For some variables such as the number of hungry months as an indicator for food security, the direction was reversed with higher values indicating lower food security. We transformed these variables by multiplying by -1 before computing z-scores. We note that the directionality of variables was defined individually by each data contributor thereby accounting for the context in which it was measured. The variables with reversed directionality were:
- Food Security: Number of hungry months
- HFIAS (The Household food insecurity access scale)
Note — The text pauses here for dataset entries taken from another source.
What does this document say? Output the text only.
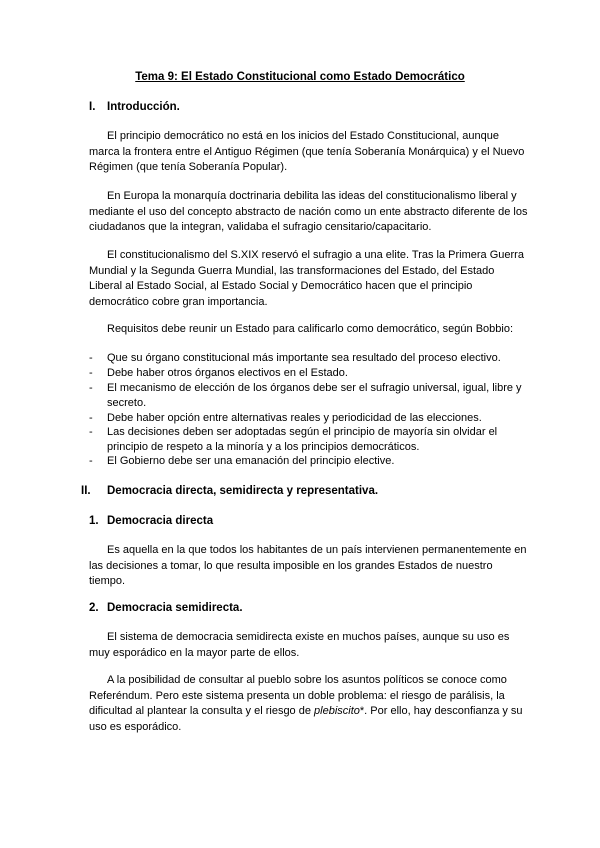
Tema 9: El Estado Constitucional como Estado Democrático
I. Introducción.
El principio democrático no está en los inicios del Estado Constitucional, aunque marca la frontera entre el Antiguo Régimen (que tenía Soberanía Monárquica) y el Nuevo Régimen (que tenía Soberanía Popular).
En Europa la monarquía doctrinaria debilita las ideas del constitucionalismo liberal y mediante el uso del concepto abstracto de nación como un ente abstracto diferente de los ciudadanos que la integran, validaba el sufragio censitario/capacitario.
El constitucionalismo del S.XIX reservó el sufragio a una elite. Tras la Primera Guerra Mundial y la Segunda Guerra Mundial, las transformaciones del Estado, del Estado Liberal al Estado Social, al Estado Social y Democrático hacen que el principio democrático cobre gran importancia.
Requisitos debe reunir un Estado para calificarlo como democrático, según Bobbio:
-	Que su órgano constitucional más importante sea resultado del proceso electivo.
-	Debe haber otros órganos electivos en el Estado.
-	El mecanismo de elección de los órganos debe ser el sufragio universal, igual, libre y secreto.
-	Debe haber opción entre alternativas reales y periodicidad de las elecciones.
-	Las decisiones deben ser adoptadas según el principio de mayoría sin olvidar el principio de respeto a la minoría y a los principios democráticos.
-	El Gobierno debe ser una emanación del principio elective.
II. Democracia directa, semidirecta y representativa.
1. Democracia directa
Es aquella en la que todos los habitantes de un país intervienen permanentemente en las decisiones a tomar, lo que resulta imposible en los grandes Estados de nuestro tiempo.
2. Democracia semidirecta.
El sistema de democracia semidirecta existe en muchos países, aunque su uso es muy esporádico en la mayor parte de ellos.
A la posibilidad de consultar al pueblo sobre los asuntos políticos se conoce como Referéndum. Pero este sistema presenta un doble problema: el riesgo de parálisis, la dificultad al plantear la consulta y el riesgo de plebiscito*. Por ello, hay desconfianza y su uso es esporádico.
- Food security: Other food insecurity metrics
- Human well-being: Mental health
- Ecosystem services: Fruit damage
- Ecosystem services: Pest and disease damage
- Ecosystem services: Partial nitrogen mass balance
Code/Software
All data processing and statistical analyses were performed using R software. The R script is available.
Methods
As a first step to identify relevant datasets, participants of the SESYNC working group ‘Can Enhancing Diversity Help Scale Up Agriculture's Benefits to People and the Environment?’ were identified who had studied farm sites with varying levels of diversification in different parts of the world. Our goal was to encompass a wide range of farming systems across geographic latitudes, from subsistence to commercial farming, while also considering the geophysical landscape context of agricultural diversification outcomes. As a second step to obtain a sufficient representation of various geographic regions as well as types of agricultural diversification strategies, the group identified additional data contributors with relevant datasets (done through a broader solicitation request for data) as potential collaborators.
We had three inclusion criteria for datasets. That is, datasets should have recorded at least: 1) one agricultural diversification practice, while also including control study sites without or with less diversification, 2) one environmental outcome variable, and 3) one social outcome variable. We compiled 24 datasets that cover 11 countries from 5 world regions: Brazil (5); Malawi (3); Costa Rica (2); Ethiopia (2); Germany (2); Bolivia (1); Canada (1); Colombia (1); USA (5); Ghana (1); and Indonesia (1).
Usage notes
The raw data file is .xlsx and the compound variables and other constructed variables are in a CSV file. All data processing and statistical analyses were performed using R software.